A lot of agents mention on their blog what would be about the right length for a book, depending on genre and intended audience. (A hint, anything over 100k is not a novel, it's a paperweight.) I have heard agents say that after certain word counts, they just put down the query, because they know the book doesn't have a teardrop's chance on a hot stove.
There's some disagreement on the particulars, but basically any agent will tell you that the key is not to waste any of your words. If you MG novel is 30k, it might look short, but maybe you've written the perfect 30k MG novel. If you're writing an 93k YA novel, then those 93k better be worth getting through. How do you think Stephanie Meyer gets away with 105k books? Because no teenage girl was complaining about any of them.
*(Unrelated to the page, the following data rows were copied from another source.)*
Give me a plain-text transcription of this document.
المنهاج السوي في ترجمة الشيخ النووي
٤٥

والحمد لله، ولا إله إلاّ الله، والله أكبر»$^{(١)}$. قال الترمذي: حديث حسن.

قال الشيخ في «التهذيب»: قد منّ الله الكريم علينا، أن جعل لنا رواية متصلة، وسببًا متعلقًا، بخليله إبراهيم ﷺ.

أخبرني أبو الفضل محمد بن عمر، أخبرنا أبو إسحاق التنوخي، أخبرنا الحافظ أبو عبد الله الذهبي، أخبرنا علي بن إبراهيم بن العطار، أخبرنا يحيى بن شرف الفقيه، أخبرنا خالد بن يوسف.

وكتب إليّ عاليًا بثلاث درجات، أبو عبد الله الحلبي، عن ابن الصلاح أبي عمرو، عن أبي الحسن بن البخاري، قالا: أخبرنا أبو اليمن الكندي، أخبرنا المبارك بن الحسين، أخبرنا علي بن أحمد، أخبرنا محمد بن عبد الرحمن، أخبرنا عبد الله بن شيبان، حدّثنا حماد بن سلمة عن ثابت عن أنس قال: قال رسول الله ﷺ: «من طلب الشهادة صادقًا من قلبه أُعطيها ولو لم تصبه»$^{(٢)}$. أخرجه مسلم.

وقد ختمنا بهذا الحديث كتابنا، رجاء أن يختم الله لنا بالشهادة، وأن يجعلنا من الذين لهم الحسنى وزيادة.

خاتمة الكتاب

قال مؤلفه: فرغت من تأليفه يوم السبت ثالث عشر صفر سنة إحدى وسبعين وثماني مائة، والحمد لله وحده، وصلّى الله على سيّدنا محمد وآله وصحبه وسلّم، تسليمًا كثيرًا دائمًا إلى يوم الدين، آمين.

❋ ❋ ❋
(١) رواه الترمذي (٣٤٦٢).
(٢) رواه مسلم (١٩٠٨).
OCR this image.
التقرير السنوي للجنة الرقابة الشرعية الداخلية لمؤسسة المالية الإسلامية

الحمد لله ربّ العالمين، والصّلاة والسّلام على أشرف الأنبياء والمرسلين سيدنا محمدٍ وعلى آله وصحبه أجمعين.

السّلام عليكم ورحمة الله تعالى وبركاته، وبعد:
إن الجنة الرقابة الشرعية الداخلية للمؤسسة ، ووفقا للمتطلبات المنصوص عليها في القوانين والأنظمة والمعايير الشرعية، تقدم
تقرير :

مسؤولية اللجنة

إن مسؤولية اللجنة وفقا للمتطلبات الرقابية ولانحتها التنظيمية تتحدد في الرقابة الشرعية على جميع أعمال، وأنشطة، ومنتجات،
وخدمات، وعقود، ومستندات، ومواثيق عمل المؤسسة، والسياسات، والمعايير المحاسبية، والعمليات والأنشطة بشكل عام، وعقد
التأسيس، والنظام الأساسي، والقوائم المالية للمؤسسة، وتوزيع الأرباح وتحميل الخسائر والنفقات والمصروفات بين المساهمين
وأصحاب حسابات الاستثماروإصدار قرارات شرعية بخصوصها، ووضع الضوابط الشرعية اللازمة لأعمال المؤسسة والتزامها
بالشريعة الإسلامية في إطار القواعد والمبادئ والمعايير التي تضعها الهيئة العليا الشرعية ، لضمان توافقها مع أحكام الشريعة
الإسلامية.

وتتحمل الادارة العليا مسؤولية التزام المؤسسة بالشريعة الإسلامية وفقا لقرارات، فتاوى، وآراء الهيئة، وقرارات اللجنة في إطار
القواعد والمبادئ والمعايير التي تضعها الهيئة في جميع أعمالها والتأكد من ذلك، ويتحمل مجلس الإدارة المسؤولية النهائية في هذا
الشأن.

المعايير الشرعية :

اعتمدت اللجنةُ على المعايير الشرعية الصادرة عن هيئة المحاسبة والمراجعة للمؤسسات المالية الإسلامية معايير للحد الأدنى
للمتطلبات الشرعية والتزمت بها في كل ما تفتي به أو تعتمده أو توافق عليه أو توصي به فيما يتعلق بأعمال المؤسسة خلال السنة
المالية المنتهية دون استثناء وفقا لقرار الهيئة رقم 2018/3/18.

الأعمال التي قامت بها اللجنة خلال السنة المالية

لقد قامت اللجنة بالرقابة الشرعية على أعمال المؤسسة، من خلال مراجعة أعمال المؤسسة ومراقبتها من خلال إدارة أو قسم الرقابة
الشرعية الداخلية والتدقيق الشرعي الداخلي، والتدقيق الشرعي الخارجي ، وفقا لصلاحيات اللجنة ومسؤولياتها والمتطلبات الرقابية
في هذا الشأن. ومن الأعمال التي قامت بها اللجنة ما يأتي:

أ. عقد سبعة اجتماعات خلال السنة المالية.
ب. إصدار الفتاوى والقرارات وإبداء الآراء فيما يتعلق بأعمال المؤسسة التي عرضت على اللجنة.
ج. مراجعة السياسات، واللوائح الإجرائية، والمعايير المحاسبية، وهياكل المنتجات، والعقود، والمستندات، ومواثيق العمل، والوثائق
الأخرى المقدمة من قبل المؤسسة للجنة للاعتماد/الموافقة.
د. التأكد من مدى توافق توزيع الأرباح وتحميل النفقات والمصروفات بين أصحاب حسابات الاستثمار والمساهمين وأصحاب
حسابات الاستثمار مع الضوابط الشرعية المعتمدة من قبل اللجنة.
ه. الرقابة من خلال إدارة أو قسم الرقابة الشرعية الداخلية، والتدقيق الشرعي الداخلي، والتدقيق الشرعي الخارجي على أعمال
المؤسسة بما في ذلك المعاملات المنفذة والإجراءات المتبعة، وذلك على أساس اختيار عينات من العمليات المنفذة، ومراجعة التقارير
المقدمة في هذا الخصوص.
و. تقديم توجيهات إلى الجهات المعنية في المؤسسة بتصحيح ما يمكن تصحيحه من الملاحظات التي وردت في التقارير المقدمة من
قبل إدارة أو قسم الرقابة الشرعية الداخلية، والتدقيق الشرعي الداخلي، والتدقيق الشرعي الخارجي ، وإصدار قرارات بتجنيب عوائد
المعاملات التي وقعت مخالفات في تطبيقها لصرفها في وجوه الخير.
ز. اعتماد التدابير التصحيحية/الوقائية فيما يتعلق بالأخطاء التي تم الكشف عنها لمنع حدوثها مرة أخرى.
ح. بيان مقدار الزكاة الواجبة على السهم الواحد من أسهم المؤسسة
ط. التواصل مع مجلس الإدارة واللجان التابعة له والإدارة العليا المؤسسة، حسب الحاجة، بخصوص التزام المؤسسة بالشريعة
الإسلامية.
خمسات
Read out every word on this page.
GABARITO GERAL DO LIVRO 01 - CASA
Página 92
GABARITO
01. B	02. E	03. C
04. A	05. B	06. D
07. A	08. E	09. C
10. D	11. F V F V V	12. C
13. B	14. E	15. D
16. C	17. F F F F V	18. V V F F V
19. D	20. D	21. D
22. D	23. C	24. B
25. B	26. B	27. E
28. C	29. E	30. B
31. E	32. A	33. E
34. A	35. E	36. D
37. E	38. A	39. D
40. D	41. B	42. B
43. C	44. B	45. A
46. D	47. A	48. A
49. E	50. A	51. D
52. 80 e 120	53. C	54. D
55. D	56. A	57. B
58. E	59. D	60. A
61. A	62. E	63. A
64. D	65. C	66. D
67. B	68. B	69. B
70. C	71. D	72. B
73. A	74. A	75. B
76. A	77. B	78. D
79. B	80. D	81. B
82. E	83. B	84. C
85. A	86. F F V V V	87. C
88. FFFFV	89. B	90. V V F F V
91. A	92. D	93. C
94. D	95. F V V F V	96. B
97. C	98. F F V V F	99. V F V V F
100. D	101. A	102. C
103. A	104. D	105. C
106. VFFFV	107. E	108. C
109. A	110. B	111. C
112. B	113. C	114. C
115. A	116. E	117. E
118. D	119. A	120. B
Every word should be covering something that needs to be covered. It should not be there covering things that are best left uncovered. This would be one of those areas where underwriting comes in handy. Saying less to mean more (something that I can admit I don't do perfectly. Yet.) is a great way to tighten up your prose and create subtle works.
My first draft of The Thief Book, I estimated, would probably be around 50k (I was so wrong about that guess), and I figured it would end up closer to 60k once I did all my adding and subtracting and general changes-making. By the time I'm done, 60k is about where it should be. In my mind, that's a reasonable length for a YA book. Other agents might have their own thoughts, but I figured that that was about the right length to cover what I planned to say.
How do you judge word length? How long to your books average?